We stepped out of the Phoenix airport into ninety five degree heat. It was like climbing into a turkey oven. It turns out that they don't put the car rental places near the airports anymore, because that would make things too easy for the travelers. This way everyone has to load all their luggage aboard a shuttle bus and be driven to a different city. I swear it was a forty minute ride to get to the car rental terminal, with everyone making dumb jokes and small talk about the weather.
Getting our rental car was the last step. Soon I could be master of my own fate again. Of course they tried to nickel and dime me for everything, they always do.
"Sir, if you'd like to add an additional driver that will be an extra thirteen dollars....a day."
I wondered how they could know who was driving the car at any given time. "Er, no thank you."
"How about our Road-bug insurance?"
Maybe I was having heat stroke or something, did she say road-bugs?
"What's that?" I asked.
"If your car gets hit by a random road bug you're covered."
"A road-bug? But we already bought the damage waiver."
"Yes, but this is our Road-bug insurance. It's only twelve dollars....a day."
She presented me with a tablet and stylus. We were standing in a parking lot in five hundred degree heat. The sweat was drying on me as fast as I could produce it. I swear I could feel my socks melting to my legs. The bank clock across the street said it was only a little after noon but my stomach was telling me it was five o clock somewhere and how soon before you get something down besides hamster food, asshole. Our rental SUV was freshly washed and already running, I only had to sign the pad and I could climb inside into arctic coolness and start looking for a restaurant.

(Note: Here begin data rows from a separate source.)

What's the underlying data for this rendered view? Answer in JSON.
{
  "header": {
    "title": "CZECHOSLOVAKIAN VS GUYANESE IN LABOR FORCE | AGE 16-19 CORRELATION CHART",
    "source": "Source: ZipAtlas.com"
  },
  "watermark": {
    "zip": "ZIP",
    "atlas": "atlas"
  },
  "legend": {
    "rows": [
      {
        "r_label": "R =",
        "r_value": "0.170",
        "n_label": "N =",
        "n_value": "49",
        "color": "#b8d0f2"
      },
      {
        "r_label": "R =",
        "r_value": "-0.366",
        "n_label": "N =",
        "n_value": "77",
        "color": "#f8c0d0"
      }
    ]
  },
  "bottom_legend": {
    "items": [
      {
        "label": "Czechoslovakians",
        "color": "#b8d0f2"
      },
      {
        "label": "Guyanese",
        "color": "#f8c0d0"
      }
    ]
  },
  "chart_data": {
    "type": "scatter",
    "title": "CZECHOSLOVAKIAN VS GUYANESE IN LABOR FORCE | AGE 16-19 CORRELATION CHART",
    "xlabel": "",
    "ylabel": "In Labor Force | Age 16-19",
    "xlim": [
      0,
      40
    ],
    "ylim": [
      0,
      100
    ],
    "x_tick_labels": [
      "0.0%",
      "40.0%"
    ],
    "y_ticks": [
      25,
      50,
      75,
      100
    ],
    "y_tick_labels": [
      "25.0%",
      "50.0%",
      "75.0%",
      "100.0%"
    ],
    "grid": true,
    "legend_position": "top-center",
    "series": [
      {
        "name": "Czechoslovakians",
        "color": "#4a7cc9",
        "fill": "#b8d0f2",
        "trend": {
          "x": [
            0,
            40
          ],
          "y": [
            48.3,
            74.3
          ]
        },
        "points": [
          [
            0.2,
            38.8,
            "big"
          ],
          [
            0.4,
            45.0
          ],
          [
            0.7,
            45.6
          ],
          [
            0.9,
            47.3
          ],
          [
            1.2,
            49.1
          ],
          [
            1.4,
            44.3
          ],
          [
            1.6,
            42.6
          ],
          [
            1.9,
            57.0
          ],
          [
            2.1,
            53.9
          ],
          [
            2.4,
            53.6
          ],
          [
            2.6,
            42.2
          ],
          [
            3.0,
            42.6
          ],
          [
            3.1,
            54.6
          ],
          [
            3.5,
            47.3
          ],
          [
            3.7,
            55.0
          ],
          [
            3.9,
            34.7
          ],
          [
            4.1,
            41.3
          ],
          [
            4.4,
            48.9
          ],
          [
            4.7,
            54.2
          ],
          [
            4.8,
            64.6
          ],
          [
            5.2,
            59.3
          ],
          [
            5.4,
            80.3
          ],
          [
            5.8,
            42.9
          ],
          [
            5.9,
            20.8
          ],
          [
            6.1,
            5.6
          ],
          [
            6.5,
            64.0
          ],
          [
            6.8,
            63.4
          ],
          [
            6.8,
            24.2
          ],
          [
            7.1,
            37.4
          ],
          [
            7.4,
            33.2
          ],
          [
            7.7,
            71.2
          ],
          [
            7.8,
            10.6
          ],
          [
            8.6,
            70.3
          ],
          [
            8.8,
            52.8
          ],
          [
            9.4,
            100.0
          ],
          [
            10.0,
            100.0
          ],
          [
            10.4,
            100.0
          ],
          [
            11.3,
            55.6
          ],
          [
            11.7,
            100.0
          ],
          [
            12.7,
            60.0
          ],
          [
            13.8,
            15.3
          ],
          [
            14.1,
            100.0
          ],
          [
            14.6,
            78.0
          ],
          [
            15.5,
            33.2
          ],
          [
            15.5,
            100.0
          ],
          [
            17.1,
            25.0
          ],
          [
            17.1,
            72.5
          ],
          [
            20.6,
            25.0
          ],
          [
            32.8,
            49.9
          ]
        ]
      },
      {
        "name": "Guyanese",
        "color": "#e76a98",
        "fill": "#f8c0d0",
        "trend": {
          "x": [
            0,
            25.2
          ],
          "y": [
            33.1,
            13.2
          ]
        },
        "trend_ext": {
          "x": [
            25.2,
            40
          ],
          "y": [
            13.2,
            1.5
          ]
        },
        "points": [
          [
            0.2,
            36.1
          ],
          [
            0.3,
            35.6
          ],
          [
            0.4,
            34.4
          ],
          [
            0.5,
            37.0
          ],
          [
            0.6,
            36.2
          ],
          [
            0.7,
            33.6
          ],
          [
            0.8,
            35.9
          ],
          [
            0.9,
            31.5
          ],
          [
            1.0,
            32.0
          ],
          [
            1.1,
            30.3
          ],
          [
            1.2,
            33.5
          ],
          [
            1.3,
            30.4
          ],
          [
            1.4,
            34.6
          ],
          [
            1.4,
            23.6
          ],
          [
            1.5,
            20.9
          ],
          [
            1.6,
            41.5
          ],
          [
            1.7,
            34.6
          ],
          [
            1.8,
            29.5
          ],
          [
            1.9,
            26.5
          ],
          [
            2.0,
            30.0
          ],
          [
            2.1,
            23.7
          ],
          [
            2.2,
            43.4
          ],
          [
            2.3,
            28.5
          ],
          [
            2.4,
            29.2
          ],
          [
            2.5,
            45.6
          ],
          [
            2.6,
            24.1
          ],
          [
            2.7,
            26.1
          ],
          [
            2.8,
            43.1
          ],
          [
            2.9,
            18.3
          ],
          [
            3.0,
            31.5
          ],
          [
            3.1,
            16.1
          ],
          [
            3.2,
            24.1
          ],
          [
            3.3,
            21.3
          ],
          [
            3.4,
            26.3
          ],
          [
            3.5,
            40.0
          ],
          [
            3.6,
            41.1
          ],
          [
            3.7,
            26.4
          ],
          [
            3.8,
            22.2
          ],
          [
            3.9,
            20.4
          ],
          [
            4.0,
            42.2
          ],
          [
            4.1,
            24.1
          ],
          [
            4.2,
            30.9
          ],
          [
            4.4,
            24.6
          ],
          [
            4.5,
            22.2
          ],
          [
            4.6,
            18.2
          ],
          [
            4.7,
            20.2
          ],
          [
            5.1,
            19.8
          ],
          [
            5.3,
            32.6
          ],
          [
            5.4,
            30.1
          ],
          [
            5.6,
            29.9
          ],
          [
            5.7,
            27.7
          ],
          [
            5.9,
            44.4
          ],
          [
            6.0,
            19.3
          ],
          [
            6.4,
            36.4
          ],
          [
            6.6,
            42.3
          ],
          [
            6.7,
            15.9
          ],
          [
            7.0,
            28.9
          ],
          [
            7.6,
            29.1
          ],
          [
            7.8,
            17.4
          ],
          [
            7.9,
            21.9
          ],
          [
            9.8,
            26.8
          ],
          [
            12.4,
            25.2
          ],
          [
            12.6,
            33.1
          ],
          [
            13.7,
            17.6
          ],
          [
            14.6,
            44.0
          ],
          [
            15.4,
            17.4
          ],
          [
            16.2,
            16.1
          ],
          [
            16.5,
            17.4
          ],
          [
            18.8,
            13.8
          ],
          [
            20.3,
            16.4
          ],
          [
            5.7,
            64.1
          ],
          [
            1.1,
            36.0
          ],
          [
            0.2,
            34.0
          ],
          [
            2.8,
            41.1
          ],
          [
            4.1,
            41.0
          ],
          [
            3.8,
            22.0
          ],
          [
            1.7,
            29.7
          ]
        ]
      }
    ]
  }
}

"Uh, no thanks, I'll take my chances with the road bugs."
Her smile faltered a little. "The damage waiver doesn't cover everything, you know. How about our kitty crash coverage?"
I was definitely having heat stroke. She offered the tablet again and I noticed that she had more teeth than was humanly possible, or possibly it was just the sun glare. I blinked and looked away, into the car. I thought I saw drifting snow coming out of the A/C vents and there was a penguin in the back seat eating an Eskimo pie. I understood her game now. She knew I was from the northeast, where the temperature doesn't get above defrost for much of the year and she wanted me to agree to any dumb extra charge before she would let me escape the heat. Relief was only a signature away. This was how they rented cars to prisoners in Guantanamo.
"No, no cats," I muttered, which sounded pretty lame, even to me. "Well, we'd better hit the road before it melts, ha ha." I cracked the driver's door and felt an arctic breeze waft over me, it was heavenly.
She smiled again. "If you have any questions or problems be sure to call our 1-800 number--"
But we were already halfway out of the parking lot on our way to Sedona.